If the concept becomes reality, Musk said a journey from New York to Shanghai can be done in about 30 minutes. The surprise announcement means that his Space Exploration Technologies Corp., which has already disrupted the aerospace industry with reusable launches, plans to ferry humans not just to distant planets but across this one as well, setting up a potentially competitive challenge to the commercial airline industry.

“If we are going to places like Mars, why not Earth?” Musk said Friday at the 68th International Astronautical Congress in Adelaide, Australia. Toward the end of Musk’s highly technical presentation, animation played on a big screen behind him, showing scores of people getting on a high-speed ferry in New York, then boarding the BFR on a platform in the water.

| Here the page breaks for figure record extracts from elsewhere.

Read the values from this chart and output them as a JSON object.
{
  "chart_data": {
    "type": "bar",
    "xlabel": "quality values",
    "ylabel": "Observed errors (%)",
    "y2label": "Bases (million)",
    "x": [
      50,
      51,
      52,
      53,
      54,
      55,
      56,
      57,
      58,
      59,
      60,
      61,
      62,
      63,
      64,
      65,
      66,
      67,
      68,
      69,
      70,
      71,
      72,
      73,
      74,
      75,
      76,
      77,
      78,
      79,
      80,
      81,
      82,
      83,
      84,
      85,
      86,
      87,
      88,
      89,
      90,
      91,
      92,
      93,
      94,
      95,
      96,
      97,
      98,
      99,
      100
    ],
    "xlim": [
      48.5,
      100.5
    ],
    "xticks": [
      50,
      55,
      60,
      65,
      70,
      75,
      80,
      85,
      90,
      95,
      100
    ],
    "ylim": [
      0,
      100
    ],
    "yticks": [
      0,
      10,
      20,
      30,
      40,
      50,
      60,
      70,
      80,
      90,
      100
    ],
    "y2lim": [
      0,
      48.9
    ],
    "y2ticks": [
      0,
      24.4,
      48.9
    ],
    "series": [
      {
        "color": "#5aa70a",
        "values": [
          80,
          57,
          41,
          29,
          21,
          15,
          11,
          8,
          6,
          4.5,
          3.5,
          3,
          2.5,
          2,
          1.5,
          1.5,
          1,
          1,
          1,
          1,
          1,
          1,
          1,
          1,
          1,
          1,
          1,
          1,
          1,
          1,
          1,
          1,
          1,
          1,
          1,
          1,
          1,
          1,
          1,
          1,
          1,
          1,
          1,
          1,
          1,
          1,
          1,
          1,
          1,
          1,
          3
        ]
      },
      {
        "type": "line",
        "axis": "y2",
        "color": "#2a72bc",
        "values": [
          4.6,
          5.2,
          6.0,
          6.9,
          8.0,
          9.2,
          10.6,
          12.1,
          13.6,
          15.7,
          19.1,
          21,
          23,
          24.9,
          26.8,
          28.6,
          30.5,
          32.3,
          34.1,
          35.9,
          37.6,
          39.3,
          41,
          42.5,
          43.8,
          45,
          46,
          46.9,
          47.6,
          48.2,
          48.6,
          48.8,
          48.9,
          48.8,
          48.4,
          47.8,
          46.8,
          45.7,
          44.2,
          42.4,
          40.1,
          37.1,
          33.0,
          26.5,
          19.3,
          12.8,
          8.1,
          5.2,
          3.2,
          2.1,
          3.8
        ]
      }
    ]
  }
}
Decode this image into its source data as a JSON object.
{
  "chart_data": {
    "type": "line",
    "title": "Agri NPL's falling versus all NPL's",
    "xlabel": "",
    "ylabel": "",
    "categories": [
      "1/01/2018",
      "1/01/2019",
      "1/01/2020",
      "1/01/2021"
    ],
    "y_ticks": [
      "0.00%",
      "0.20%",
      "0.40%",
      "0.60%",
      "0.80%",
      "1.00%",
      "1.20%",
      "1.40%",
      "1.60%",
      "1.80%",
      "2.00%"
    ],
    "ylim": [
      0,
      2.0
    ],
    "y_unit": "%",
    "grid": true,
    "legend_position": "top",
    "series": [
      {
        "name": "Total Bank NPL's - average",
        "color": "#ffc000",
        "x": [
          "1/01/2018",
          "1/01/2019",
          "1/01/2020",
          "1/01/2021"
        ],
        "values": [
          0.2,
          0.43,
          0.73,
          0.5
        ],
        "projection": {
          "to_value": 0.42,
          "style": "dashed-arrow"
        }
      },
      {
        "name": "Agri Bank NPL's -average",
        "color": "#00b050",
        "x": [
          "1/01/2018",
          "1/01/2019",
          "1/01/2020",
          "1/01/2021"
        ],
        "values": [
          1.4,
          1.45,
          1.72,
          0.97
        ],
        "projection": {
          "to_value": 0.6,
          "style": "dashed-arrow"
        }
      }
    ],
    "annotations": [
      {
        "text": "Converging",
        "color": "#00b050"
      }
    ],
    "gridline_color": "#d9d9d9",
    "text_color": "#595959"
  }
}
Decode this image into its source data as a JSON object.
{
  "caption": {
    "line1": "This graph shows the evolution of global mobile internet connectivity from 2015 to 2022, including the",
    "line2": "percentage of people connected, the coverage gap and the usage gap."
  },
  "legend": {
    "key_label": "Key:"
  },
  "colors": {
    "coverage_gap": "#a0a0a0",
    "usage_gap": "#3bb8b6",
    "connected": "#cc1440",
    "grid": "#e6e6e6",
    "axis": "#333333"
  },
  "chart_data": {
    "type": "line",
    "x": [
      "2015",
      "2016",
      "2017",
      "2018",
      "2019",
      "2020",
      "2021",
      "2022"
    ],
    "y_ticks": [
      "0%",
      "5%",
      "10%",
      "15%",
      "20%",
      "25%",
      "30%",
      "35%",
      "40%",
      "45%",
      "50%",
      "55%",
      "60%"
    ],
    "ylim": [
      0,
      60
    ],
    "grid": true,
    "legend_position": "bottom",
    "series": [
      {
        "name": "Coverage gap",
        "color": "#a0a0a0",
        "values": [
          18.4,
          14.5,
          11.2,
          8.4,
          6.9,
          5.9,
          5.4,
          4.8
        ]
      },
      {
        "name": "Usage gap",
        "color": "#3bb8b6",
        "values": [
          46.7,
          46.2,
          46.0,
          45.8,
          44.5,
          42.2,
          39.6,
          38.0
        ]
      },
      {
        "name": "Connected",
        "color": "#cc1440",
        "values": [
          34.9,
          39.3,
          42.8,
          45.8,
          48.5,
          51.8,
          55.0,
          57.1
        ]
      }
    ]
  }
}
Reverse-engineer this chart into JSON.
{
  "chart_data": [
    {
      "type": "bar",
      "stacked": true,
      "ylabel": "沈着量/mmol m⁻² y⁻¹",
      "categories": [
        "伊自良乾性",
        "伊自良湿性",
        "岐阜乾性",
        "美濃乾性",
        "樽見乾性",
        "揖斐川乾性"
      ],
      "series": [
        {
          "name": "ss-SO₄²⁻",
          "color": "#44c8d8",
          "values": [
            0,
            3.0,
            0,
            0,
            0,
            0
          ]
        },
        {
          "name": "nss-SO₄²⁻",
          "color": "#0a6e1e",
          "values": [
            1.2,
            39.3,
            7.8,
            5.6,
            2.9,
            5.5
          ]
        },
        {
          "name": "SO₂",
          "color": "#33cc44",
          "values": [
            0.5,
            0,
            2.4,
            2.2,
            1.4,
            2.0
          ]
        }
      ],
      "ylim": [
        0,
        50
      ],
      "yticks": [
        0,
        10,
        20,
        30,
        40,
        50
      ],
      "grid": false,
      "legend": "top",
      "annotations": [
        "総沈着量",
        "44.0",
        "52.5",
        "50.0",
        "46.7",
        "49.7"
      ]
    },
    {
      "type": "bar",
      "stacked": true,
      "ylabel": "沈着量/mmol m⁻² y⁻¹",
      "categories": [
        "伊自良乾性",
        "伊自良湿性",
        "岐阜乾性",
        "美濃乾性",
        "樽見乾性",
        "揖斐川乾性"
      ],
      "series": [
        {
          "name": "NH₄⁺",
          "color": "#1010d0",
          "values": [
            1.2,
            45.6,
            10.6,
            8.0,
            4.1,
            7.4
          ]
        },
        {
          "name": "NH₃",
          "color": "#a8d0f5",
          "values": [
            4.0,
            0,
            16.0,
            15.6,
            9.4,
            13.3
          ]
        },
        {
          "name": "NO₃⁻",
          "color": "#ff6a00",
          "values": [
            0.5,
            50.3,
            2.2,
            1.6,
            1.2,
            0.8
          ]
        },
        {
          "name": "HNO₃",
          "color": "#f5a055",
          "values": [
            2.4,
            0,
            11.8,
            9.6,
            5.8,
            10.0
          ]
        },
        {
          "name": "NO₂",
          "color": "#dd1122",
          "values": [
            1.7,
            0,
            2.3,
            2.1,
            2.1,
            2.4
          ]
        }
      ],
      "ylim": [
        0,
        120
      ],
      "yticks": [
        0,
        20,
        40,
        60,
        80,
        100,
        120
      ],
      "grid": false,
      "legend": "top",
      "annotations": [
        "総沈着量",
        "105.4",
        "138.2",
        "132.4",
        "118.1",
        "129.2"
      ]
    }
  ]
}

The spaceship then travels to Shanghai in roughly half an hour.

"Fly to most places on Earth in under 30 mins and anywhere in under 60," Musk wrote in an Instagram post after he’d left the stage without taking questions. "Cost per seat should be about the same as full fare economy in an aircraft. Forgot to mention that."

With many commercial satellite operators as customers, the revenue from those contracts will help fund the development of the BFR, which would be capable of carrying satellites to orbit, crew and cargo to the International Space Station, and complete missions to the Moon and Mars, said Musk. He said the BFR would contain 40 cabins capable of ferrying roughly 100 people at a time.

Red Dragon

Musk, 46, has a net worth of roughly $21 billion and has said in the past he’d use his own personal assets to help fund his vision. He first detailed his Mars plans in a talk at the IAC in Guadalajara, Mexico, a year ago and later published a paper about it, generating enormous excitement but raising concerns it included few details on financing. Musk promised his Twitter followers this summer that his updated Mars plan would address the lack of payment details -- which he called “the most fundamental flaw” in his first take.

Previously, Musk  had talked about sending an unmanned "Red Dragon" spacecraft to Mars in 2018. That plan, as well as the spacecraft, has been shelved. The new plan calls for the first BFR to land on Mars in 2022, followed by crewed missions in 2024.

Musk, who’s also CEO of electric-car maker Tesla Inc., founded SpaceX in 2002 with the ultimate goal of enabling people to live on other planets. The closely-held space exploration company currently flies the Falcon 9 rocket for customers that include NASA, commercial satellite operators and the U.S. military. The Hawthorne, California-based company also has plans to launch its own satellite network.